Labor leader Anthony Albanese has offered the party’s most unequivocal condemnation of the ongoing Witness K and Bernard Collaery scandal, speaking in a live interview on Thursday evening for Crikey subscribers with editor-in-chief Peter Fray and politics editor Bernard Keane.
Responding to a question submitted by a Crikey reader, he said was “very concerned about transparency in this case — the idea that there should be a prosecution of a whistle-blower, for what’s a shameful part of Australia’s history, is simply wrong”.
“What happened in East Timor was wrong. It should never have happened.”
We’ve reported before that Queensland MP Graham Perrett has consistently spoken out, while NSW state Labor MP Paul Lynch and Canberra MP Alicia Payne have also voiced their protest. But this is the first time the Labor leader has directly addressed the issue.

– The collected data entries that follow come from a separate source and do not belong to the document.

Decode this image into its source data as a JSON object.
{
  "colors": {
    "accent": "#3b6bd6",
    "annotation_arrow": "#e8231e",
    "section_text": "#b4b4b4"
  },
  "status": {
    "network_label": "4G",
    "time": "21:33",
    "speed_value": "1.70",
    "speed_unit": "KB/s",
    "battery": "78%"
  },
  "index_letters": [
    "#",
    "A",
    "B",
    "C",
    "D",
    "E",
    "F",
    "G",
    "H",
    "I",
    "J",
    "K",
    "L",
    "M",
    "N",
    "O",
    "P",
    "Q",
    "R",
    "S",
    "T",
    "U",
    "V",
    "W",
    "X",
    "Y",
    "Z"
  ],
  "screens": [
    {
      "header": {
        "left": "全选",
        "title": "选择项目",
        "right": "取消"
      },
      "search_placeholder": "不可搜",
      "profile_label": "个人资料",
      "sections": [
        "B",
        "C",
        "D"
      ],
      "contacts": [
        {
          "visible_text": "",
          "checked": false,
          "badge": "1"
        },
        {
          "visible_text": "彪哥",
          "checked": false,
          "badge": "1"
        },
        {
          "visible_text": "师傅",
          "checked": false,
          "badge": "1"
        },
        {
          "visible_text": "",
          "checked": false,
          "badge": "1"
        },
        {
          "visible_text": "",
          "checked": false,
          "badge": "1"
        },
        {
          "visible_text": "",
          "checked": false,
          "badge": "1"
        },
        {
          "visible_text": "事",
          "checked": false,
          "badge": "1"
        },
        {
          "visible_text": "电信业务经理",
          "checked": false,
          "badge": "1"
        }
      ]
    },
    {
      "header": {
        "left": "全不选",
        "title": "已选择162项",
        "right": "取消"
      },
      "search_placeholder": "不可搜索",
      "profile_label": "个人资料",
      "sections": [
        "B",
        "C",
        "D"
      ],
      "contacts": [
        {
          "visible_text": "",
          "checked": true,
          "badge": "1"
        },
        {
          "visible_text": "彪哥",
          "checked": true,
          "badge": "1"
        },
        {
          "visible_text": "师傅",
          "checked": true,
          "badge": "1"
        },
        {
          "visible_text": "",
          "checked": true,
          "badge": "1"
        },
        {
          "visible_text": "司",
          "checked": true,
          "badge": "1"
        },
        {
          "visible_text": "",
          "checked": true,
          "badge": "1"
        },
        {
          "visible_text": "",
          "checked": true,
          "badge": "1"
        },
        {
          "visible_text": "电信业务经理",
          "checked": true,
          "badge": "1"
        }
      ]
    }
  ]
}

Elsewhere, the wide-ranging discussion dug into the role of opposition in times of crisis, the decades long crisis in aged care — Albanese quoted a relative of a facility resident who said the “pandemic is like an X-Ray: it shows what’s broken” — and the ALP’s plan for a post COVID-19 future.
Asked about the tension Labor faces between producing an effective climate change policy and holding onto seats that are heavily resource-reliant — like, say, perennial malcontent Joel Fitzgibbon’s seat of Hunter — he said reports of a Labor party split were “massively exaggerated”.
Albanese said he didn’t believe that climate change was the defining issue of the last election, noting the false dichotomy that had taken hold of the climate change debate.
“It’s absolutely possible to have an effective climate change policy that supports jobs,” he said.
He cited the Boyne smelter in Gladstone in Queensland, the Rio Tinto smelter moving toward renewables.
“I firmly believe that action on climate change is good for jobs and is good for lowering energy prices and is particularly good for regional communities,” he said.
Still on jobs, the ALP leader identified security of work as a key area of reform, noting the role insecure work and “fake casualisation” had played in various flare ups of the COVID-19 crisis.
“A big issue of this pandemic has been labour hire, casualisation and insecurity of work. I think that’s been exposed. The first people to lose their jobs were people in less secure work.”
Later he honed in on aged care, saying, “Owing to a combination of labour hire and casualistation, many in aged care were required to work at multiple facilities, so that aids the spread of the disease.”
And while he didn’t single out the example of Victoria’s disastrous hotel quarantine, he also identified more general long-term problems with labour hire companies undermining conditions, failing to provide sick leave and providing insecure work.
“I think there needs to action taken to stop what is a manipulation of the labour market, that just isn’t fair dinkum.”
On Indigenous affairs, Albanese said a key aim for Labor was that by 2030, Australia “not only recognises First Nations people in the constitution but has a voice to parliament and that we are actually closing the gap”.
He said the decade of failures and disappointments on closing the gap measures showed the need for the “structural reform” of a committed Indigenous voice to the parliament.
“It will be a constant reminder, so we can’t do a big day with all our closing the gap statement and then it disappears,” he said.
“The expectations that were raised at that Garma festival in 2019 were great — if you listened to Ken Wyatt’s speech you would have thought there would be this real progress, and it lasted about two days before pressure was put on for a retraction and a dampening down of expectations.”